In respect of the potential consequence of different procedure charts for the same approaches, it was noted that since the State AIP chart is the source document, ATC can be expected to rely on it and if operator charts differ, it is desirable for operators and ATC to ensure that any potential consequences are understood.

The formally documented Conclusion of the Investigation was as follows:

The aircraft did not maintain the correct vertical profile because the pilots were not sure when to commence the final descent. The depiction of the descent profile on charts provided by the operator may have contributed to this uncertainty.
In the first event it is likely that the increased workload of an unplanned missed approach contributed to the pilots not configuring the aircraft correctly for the go-around, resulting in the aircraft entering the Alpha Floor protection mode. In the second event, having also commenced the final descent late, the pilots did not maintain the correct profile thereafter because the type of approach required them to manage the vertical flight path manually, and they were not familiar with the flight mode they were using.

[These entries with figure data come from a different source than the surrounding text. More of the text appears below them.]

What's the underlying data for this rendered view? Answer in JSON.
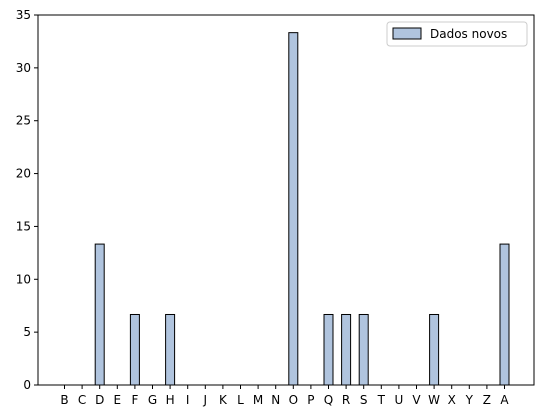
{
  "chart_data": {
    "type": "bar",
    "categories": [
      "B",
      "C",
      "D",
      "E",
      "F",
      "G",
      "H",
      "I",
      "J",
      "K",
      "L",
      "M",
      "N",
      "O",
      "P",
      "Q",
      "R",
      "S",
      "T",
      "U",
      "V",
      "W",
      "X",
      "Y",
      "Z",
      "A"
    ],
    "series": [
      {
        "name": "Dados novos",
        "values": [
          0,
          0,
          13.33,
          0,
          6.67,
          0,
          6.67,
          0,
          0,
          0,
          0,
          0,
          0,
          33.33,
          0,
          6.67,
          6.67,
          6.67,
          0,
          0,
          0,
          6.67,
          0,
          0,
          0,
          13.33
        ]
      }
    ],
    "ylim": [
      0,
      35
    ],
    "yticks": [
      0,
      5,
      10,
      15,
      20,
      25,
      30,
      35
    ],
    "grid": false,
    "legend": "top-right",
    "colors": {
      "bar_fill": "#b0c4de",
      "bar_edge": "#000000"
    }
  }
}
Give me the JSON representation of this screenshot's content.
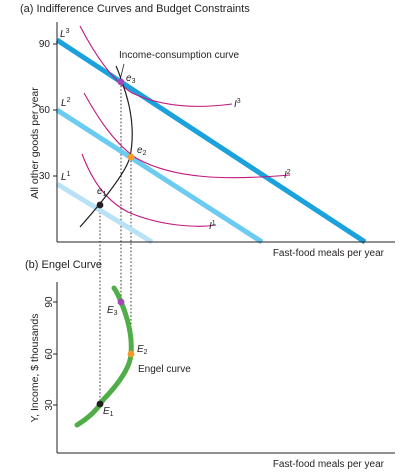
{
  "panel_a": {
    "title": "(a) Indifference Curves and Budget Constraints",
    "ylabel": "All other goods per year",
    "xlabel": "Fast-food meals per year",
    "yticks": [
      "90",
      "60",
      "30"
    ],
    "budget_labels": [
      "L",
      "L",
      "L"
    ],
    "budget_superscripts": [
      "3",
      "2",
      "1"
    ],
    "curve_label": "Income-consumption curve",
    "indiff_labels": [
      "I",
      "I",
      "I"
    ],
    "indiff_superscripts": [
      "3",
      "2",
      "1"
    ],
    "points": [
      {
        "letter": "e",
        "sub": "3"
      },
      {
        "letter": "e",
        "sub": "2"
      },
      {
        "letter": "e",
        "sub": "1"
      }
    ]
  },
  "panel_b": {
    "title": "(b) Engel Curve",
    "ylabel": "Y, Income, $ thousands",
    "xlabel": "Fast-food meals per year",
    "yticks": [
      "90",
      "60",
      "30"
    ],
    "curve_label": "Engel curve",
    "points": [
      {
        "letter": "E",
        "sub": "3"
      },
      {
        "letter": "E",
        "sub": "2"
      },
      {
        "letter": "E",
        "sub": "1"
      }
    ]
  },
  "colors": {
    "budget_dark": "#1ba1dc",
    "budget_mid": "#6ccbf0",
    "budget_light": "#b9e2f6",
    "indifference": "#c2187e",
    "engel": "#4fae47",
    "point_e3": "#a347b5",
    "point_e2": "#f39a2b",
    "point_e1": "#231f20",
    "axis": "#231f20"
  }
}
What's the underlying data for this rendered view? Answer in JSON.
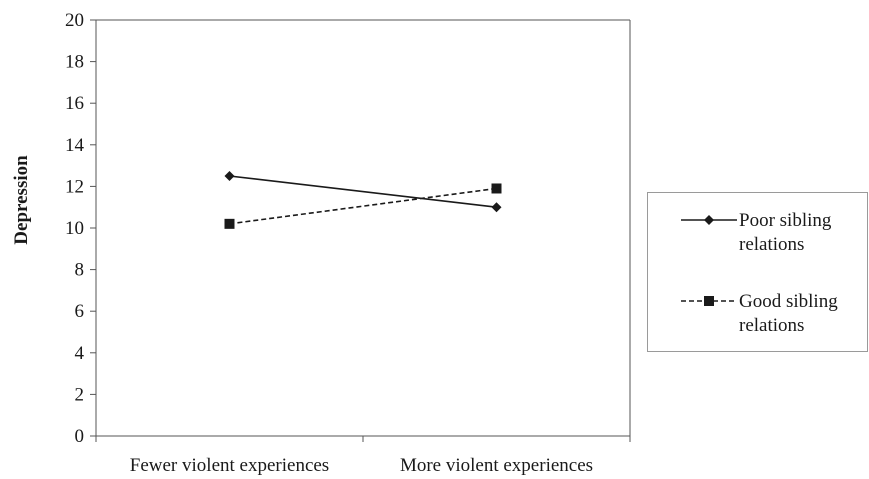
{
  "chart_data": {
    "type": "line",
    "categories": [
      "Fewer violent experiences",
      "More violent experiences"
    ],
    "ylabel": "Depression",
    "xlabel": "",
    "ylim": [
      0,
      20
    ],
    "yticks": [
      "0",
      "2",
      "4",
      "6",
      "8",
      "10",
      "12",
      "14",
      "16",
      "18",
      "20"
    ],
    "series": [
      {
        "name_lines": [
          "Poor sibling",
          "relations"
        ],
        "values": [
          12.5,
          11.0
        ],
        "marker": "diamond",
        "dash": "solid"
      },
      {
        "name_lines": [
          "Good sibling",
          "relations"
        ],
        "values": [
          10.2,
          11.9
        ],
        "marker": "square",
        "dash": "dashed"
      }
    ],
    "colors": {
      "line": "#1a1a1a",
      "axis": "#555555",
      "legend_border": "#9a9a9a"
    },
    "legend_position": "right"
  }
}
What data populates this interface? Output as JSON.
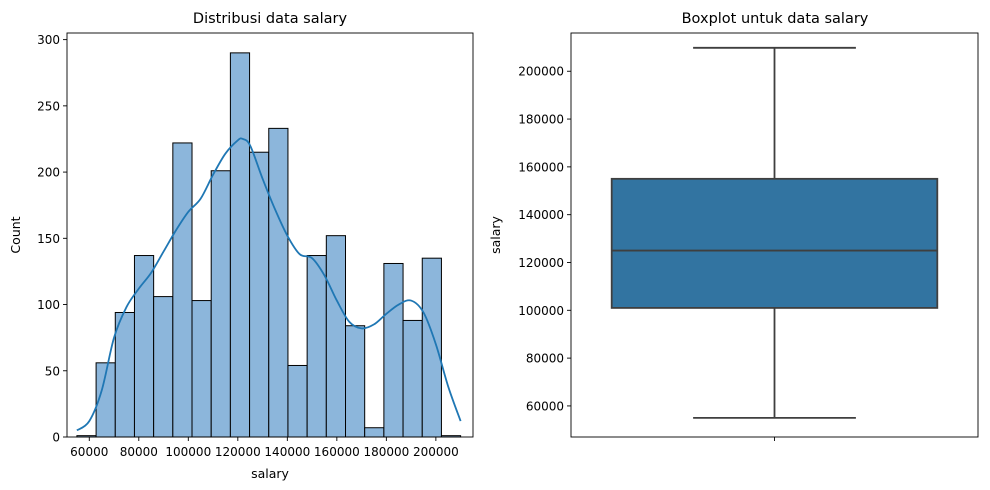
{
  "chart_data": [
    {
      "type": "histogram",
      "title": "Distribusi data salary",
      "xlabel": "salary",
      "ylabel": "Count",
      "xlim": [
        51000,
        215000
      ],
      "ylim": [
        0,
        305
      ],
      "xticks": [
        60000,
        80000,
        100000,
        120000,
        140000,
        160000,
        180000,
        200000
      ],
      "xtick_labels": [
        "60000",
        "80000",
        "100000",
        "120000",
        "140000",
        "160000",
        "180000",
        "200000"
      ],
      "yticks": [
        0,
        50,
        100,
        150,
        200,
        250,
        300
      ],
      "ytick_labels": [
        "0",
        "50",
        "100",
        "150",
        "200",
        "250",
        "300"
      ],
      "bins": [
        {
          "x0": 55000,
          "x1": 62750,
          "count": 1
        },
        {
          "x0": 62750,
          "x1": 70500,
          "count": 56
        },
        {
          "x0": 70500,
          "x1": 78250,
          "count": 94
        },
        {
          "x0": 78250,
          "x1": 86000,
          "count": 137
        },
        {
          "x0": 86000,
          "x1": 93750,
          "count": 106
        },
        {
          "x0": 93750,
          "x1": 101500,
          "count": 222
        },
        {
          "x0": 101500,
          "x1": 109250,
          "count": 103
        },
        {
          "x0": 109250,
          "x1": 117000,
          "count": 201
        },
        {
          "x0": 117000,
          "x1": 124750,
          "count": 290
        },
        {
          "x0": 124750,
          "x1": 132500,
          "count": 215
        },
        {
          "x0": 132500,
          "x1": 140250,
          "count": 233
        },
        {
          "x0": 140250,
          "x1": 148000,
          "count": 54
        },
        {
          "x0": 148000,
          "x1": 155750,
          "count": 137
        },
        {
          "x0": 155750,
          "x1": 163500,
          "count": 152
        },
        {
          "x0": 163500,
          "x1": 171250,
          "count": 84
        },
        {
          "x0": 171250,
          "x1": 179000,
          "count": 7
        },
        {
          "x0": 179000,
          "x1": 186750,
          "count": 131
        },
        {
          "x0": 186750,
          "x1": 194500,
          "count": 88
        },
        {
          "x0": 194500,
          "x1": 202250,
          "count": 135
        },
        {
          "x0": 202250,
          "x1": 210000,
          "count": 1
        }
      ],
      "kde": {
        "x": [
          55000,
          60000,
          65000,
          70000,
          75000,
          80000,
          85000,
          90000,
          95000,
          100000,
          105000,
          110000,
          115000,
          120000,
          122000,
          125000,
          130000,
          135000,
          140000,
          145000,
          150000,
          155000,
          160000,
          165000,
          170000,
          175000,
          180000,
          185000,
          190000,
          195000,
          200000,
          205000,
          210000
        ],
        "y": [
          5,
          12,
          35,
          75,
          98,
          112,
          124,
          140,
          156,
          170,
          180,
          198,
          214,
          224,
          225,
          220,
          195,
          172,
          152,
          138,
          135,
          122,
          103,
          87,
          82,
          85,
          93,
          100,
          103,
          94,
          70,
          38,
          12
        ]
      },
      "colors": {
        "bar_fill": "#8cb6db",
        "bar_edge": "#000000",
        "kde": "#1f77b4"
      },
      "grid": false
    },
    {
      "type": "boxplot",
      "title": "Boxplot untuk data salary",
      "xlabel": "",
      "ylabel": "salary",
      "ylim": [
        47000,
        216000
      ],
      "yticks": [
        60000,
        80000,
        100000,
        120000,
        140000,
        160000,
        180000,
        200000
      ],
      "ytick_labels": [
        "60000",
        "80000",
        "100000",
        "120000",
        "140000",
        "160000",
        "180000",
        "200000"
      ],
      "stats": {
        "whisker_low": 55000,
        "q1": 101000,
        "median": 125000,
        "q3": 155000,
        "whisker_high": 209800
      },
      "colors": {
        "box_fill": "#3274a1",
        "line": "#3f3f3f"
      },
      "grid": false
    }
  ]
}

Safety Action being recommended in response to the findings of the Investigation by the aircraft operator’s safety department at the time the AAIB Investigation was completed was noted as including the following:

  • the inclusion of high energy approaches and go-arounds in future company simulator training
  • a review of approach intercept procedures to ensure they make adequate provision for approaches without a glideslope
  • the introduction of procedures to assist pilots in estimating distance to run during an approach
  • provision of procedures which deal more effectively with a loss of situational awareness.

It was also noted that the aircraft operator and the Birmingham ANSP are understood to be “working to gain a better understanding of each other’s approach requirements”.

The Final Report of the Investigation was published on 20 August 2020. No Safety Recommendations were made.